The benefits of low-impact workouts
In addition to being gentler to your knees and ankles, low-impact workouts are very beneficial to your cardiovascular and muscular systems. Cardiovascular fitness is vital for your overall health and can protect you from various illnesses. Moreover, you will notice your mood is better due to the increased production of endorphins. This effect is known as the “runner’s high.” However, contrary to running, you will not put your joints to the test with low-impact workouts. If you are an avid gym-goer, low-impact activities will also help you stay active even on rest days. Finally, you will be able to build strength and muscles sustainably over time.
Low-impact workouts you should try
There are various options for low-impact cardio training. You can modify ven the more demanding exercises, so they don’t strain your body too much. Here are some fantastic workouts that will improve your cardio fitness by increasing your heart rate and burn a lot of calories:
1. Walking
The main advantage of walking is that you can do it anywhere you want and everywhere you want. It is both a low-impact and low-intensity workout, which you can modify demanding on your fitness level. You can increase the pace as you progress and opt for more hilly terrains to make it more challenging. Walking is also a great social activity, so when you have reached the appropriate fitness level, you can spend some quality time hiking with your family or friends. So if you are pressed for time, you can kill two birds with one stone and see your friends while working out at the same time.
2. Swimming
Swimming is an amazing physical activity that will improve your cardio fitness, strength and flexibility. It is a full-body workout that doesn’t strain your body due to the help of the water. Water can also have a therapeutic effect, especially if you are lucky enough to live near the sea or the river. But since Autumn is here, a local swimming pool will do.
3. Yoga and Pilates
Yoga and Pilates are two more types of low-impact training that will make you sweat and elevate your heart rate, although they are anaerobic.

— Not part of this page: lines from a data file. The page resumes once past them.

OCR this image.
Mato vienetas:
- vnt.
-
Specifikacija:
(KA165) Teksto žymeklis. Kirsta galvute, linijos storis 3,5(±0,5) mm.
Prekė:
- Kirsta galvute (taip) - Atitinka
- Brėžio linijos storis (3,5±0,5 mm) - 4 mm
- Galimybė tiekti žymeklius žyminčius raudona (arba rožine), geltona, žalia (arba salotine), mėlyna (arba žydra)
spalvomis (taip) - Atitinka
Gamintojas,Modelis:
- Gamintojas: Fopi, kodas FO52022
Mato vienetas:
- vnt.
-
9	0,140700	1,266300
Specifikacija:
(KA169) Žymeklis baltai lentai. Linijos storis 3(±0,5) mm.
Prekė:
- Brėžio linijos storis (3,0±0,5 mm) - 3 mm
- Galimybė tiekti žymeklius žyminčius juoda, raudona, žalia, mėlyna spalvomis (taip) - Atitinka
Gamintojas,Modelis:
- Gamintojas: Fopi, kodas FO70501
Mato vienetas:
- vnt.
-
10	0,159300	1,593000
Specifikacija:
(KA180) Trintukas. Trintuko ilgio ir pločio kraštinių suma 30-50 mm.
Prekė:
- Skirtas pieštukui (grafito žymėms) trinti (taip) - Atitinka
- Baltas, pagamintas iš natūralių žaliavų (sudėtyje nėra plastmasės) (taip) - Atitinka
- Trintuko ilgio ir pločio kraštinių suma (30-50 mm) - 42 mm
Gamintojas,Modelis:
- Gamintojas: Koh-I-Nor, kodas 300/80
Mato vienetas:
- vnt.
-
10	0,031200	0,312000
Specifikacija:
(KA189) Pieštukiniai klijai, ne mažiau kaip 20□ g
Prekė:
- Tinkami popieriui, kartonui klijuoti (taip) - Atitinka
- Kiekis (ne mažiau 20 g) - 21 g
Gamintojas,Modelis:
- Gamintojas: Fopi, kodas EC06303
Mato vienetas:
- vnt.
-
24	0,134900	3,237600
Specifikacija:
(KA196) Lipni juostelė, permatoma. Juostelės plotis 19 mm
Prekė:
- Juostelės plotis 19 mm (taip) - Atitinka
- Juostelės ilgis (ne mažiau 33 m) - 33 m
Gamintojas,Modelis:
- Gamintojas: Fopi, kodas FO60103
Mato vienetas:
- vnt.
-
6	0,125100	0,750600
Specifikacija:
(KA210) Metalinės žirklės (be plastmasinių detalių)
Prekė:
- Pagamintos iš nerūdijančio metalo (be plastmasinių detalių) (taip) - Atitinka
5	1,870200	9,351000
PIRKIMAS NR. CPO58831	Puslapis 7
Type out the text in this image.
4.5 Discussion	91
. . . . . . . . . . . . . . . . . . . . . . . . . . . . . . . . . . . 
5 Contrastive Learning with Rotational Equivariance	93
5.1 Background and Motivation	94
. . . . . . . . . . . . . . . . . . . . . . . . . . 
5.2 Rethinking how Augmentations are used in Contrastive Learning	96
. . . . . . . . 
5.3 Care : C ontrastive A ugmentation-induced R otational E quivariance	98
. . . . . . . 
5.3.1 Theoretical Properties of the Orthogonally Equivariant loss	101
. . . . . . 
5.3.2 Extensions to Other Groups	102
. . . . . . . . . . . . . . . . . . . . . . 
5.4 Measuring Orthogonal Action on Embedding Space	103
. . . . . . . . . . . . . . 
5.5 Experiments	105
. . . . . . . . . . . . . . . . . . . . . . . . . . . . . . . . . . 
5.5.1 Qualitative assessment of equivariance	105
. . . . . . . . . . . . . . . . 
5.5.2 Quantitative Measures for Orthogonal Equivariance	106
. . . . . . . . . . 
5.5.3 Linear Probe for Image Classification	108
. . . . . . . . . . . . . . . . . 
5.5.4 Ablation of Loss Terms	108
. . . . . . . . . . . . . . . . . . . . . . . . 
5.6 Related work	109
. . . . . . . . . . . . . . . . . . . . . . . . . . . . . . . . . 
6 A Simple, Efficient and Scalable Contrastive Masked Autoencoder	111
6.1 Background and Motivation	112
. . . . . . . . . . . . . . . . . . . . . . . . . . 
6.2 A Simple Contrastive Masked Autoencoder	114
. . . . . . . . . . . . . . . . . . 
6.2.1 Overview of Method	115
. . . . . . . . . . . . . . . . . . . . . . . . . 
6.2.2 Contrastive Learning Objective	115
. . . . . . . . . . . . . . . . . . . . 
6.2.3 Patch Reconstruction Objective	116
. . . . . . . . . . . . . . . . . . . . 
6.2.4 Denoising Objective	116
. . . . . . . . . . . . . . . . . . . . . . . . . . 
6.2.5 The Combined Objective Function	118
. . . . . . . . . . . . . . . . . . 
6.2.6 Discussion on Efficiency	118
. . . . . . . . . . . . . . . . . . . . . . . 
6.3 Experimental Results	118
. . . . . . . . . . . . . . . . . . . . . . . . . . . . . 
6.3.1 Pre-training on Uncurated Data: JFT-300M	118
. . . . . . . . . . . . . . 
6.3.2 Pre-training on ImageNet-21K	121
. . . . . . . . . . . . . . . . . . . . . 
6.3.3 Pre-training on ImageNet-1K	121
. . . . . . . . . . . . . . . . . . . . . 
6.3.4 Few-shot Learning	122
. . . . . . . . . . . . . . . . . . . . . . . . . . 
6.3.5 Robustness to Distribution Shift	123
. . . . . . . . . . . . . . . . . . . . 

They are very different, but what they have in common is the absence of jumping and pressure. You will, however, have to learn the proper form to avoid injury. If you are looking for some help, Dubai Personal Trainers can assist you on your fitness journey and teach you how to exercise safely and achieve your goals. As you progress, you can adjust the difficulty of the exercises to fit your fitness level. Both Yoga and Pilates are an excellent choice if you want to sculpt your body to perfection and get healthy.
4. Cycling
Cycling will increase your heart rate with virtually no stress on your joints. Similarly to walking, you can modify the difficulty by increasing pace and choosing more challenging routes. You can progress to mountain biking if you have a more adventurous spirit. Moreover, you can easily incorporate this activity into your daily routine by cycling to work or even doing minor shopping. You can also do this on the stationary bike at home or the gym on colder days.
5. TRX suspension training
A fun fact about TRX is that a Navy Seal designed it. It uses straps, which can provide support if necessary, and your body weight. TRX is incredibly versatile, so you can build strength and cardio fitness by doing dozens of different exercises. There is a bonus to it – you will hardly get bored. You can tailor the difficulty and complexity of exercises to suit your current fitness level. The correct technique is imperative, though, so ask your trainer for help. The only downside is that you can only use TRX at the gym.
6. Zumba
Zumba is an incredible way to tone and sculpt your body while having loads of fun. It is a combination of dance and fitness inspired by Latin music. It covers your entire body – arms, legs, core, so it’s not surprising that positive effects will be noticeable very quickly, both in your fitness levels and overall mood. Zumba is an exhilarating, invigorating and effective fitness system. It doesn’t get much better than that.
Low-impact workouts will enable you to reap the benefits of exercising but without any risk to your joints. There are various options for your fitness level and preferences. Whether you are an indoorsy or outdoorsy person, there is something for you. If you find it hard to motivate yourself to work out at home, the gym also offers some low-impact solutions. Finally, you can do most of these workouts either in solitude or with the company of others. All you need to do is make up your mind and start. Everything else will come naturally.